Голди выгнула бровь:
– Не понимаю, о чем ты. Я легла спать и не вставала с постели всю ночь.
– Но я тебя видела…
– Наверное, тебе это привиделось во сне.
– Ты была в темном пальто и шляпе…
– Может, пригласить доктора? – Кузина уставилась на меня так, словно не могла определиться, как ей реагировать – то ли удивляться, то ли волноваться за меня. – Что я вижу? Ах, ну, конечно! Явные признаки лунатизма, – поддразнила меня Голди и рассмеялась.
Я с трудом заставила себя улыбнуться.
– Я… у меня…
– Подруги ведь должны друг другу доверять, не так ли, Мэй?
– Полагаю, так.
– Только говоришь ты это как-то неуверенно.
– У меня никогда не было подруг.
– Никогда? Я в это не верю.
– Матушка не позволяла мне водить с кем-либо дружбу…
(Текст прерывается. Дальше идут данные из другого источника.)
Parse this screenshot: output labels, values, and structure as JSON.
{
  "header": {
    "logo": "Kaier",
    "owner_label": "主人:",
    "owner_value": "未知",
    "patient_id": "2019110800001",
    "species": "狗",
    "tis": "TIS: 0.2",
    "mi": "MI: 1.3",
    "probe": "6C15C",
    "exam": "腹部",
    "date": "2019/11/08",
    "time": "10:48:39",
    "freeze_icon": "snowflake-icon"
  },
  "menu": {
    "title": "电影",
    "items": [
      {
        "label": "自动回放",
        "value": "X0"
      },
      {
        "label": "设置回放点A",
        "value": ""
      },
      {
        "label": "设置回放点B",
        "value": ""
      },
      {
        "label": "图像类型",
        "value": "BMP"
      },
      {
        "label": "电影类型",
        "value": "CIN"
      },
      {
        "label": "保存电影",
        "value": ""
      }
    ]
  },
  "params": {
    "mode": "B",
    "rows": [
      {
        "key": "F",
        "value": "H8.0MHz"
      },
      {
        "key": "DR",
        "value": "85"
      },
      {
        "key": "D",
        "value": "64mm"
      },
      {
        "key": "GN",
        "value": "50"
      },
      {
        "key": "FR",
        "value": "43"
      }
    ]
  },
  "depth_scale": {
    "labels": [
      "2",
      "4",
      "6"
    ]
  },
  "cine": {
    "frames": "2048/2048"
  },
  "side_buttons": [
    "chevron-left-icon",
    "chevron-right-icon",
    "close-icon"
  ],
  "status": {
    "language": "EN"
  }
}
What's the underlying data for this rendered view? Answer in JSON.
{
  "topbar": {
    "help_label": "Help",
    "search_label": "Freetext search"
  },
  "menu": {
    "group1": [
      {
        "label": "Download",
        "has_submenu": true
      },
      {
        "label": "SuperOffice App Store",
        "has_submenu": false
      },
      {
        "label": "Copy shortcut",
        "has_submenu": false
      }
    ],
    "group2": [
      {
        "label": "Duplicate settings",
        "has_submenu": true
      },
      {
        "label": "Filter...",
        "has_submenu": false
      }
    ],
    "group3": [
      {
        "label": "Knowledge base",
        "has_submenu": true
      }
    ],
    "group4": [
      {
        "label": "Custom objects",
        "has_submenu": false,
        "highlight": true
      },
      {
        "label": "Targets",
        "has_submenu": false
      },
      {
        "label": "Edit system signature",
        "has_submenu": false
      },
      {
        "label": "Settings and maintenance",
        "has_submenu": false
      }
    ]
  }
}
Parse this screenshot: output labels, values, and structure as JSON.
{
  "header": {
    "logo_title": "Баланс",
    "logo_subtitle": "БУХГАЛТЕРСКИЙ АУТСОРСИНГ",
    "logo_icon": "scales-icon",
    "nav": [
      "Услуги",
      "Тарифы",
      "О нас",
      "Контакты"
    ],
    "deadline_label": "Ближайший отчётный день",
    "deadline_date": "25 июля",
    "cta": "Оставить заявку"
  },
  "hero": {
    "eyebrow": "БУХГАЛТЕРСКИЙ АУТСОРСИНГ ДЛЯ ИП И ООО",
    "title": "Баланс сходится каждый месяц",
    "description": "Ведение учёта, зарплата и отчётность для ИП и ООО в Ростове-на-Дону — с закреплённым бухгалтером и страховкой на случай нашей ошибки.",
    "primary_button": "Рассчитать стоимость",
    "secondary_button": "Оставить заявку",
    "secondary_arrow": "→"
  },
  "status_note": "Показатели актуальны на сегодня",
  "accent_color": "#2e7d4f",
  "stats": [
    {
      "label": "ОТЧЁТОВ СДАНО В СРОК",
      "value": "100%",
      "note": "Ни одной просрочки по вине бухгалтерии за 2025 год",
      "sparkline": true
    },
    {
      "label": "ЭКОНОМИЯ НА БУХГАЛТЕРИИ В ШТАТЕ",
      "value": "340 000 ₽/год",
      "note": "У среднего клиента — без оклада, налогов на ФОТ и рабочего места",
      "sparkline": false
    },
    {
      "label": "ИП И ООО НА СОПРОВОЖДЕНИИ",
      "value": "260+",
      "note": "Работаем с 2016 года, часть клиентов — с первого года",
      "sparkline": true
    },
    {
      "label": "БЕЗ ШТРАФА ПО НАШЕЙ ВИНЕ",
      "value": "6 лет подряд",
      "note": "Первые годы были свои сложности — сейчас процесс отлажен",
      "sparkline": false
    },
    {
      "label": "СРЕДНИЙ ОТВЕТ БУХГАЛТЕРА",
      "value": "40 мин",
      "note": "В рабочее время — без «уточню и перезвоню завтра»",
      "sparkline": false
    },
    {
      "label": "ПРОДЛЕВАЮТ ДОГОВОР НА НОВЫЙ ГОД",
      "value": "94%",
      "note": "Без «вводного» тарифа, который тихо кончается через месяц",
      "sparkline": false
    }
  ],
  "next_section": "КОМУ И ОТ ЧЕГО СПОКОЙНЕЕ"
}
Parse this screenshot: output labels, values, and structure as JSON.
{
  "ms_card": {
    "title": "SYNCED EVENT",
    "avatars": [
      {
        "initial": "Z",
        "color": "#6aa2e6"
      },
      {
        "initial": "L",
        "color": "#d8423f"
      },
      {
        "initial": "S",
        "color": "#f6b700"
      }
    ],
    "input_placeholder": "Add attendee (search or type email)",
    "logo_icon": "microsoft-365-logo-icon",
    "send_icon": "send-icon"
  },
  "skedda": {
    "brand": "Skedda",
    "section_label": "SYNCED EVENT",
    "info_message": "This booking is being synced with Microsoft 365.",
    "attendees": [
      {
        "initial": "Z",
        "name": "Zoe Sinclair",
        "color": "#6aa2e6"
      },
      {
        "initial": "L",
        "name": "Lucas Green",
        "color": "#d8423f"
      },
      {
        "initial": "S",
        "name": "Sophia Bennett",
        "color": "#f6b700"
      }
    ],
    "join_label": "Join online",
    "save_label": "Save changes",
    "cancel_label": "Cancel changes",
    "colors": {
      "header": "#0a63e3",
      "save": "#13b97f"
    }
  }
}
Признать свою изоляцию и одиночество было тяжело. Я столько времени провела, пытаясь убедить себя в том, что мне не одиноко и не скучно, что я не нуждалась в такой дружбе, о которой читала в романах, а люди, за которыми я наблюдала из окна, не вызывали у меня зависти и не вдохновляли к общению с ними. Конечно же, я бунтовала. Не раз и не два. А какой ребенок этого не делал? Но своими бунтами я только навлекала на себя гнев и разочарование матушки. В конечном итоге я признала: мне проще делать так, как она говорит. И прекратила бунтовать. А когда матушки не стало, мне труднее всего оказалось принять досадный факт: теперь я была вольна делать все что хотела, но у меня не имелось друзей, к которым я могла обратиться за утешением, поддержкой или помощью.
– Район, в котором мы жили, не соответствовал нашему классу. В нем обитали в основном иммигранты. Матушка не хотела, чтобы я с ними общалась.
– Ты это всерьез? – спросила Голди.
– Матушка желала мне только хорошего. Ей не хотелось, чтобы я запятнала свою родословную, – горько усмехнулась я.
Голди медленно поставила чашку:
– Твою родословную? Я думала… папа сказал, что ты…
– Незаконнорожденная? Да, так и есть. Я не знала своего отца. И до сих пор не знаю. Им мог быть Уильям Вандербильт, насколько я могу судить.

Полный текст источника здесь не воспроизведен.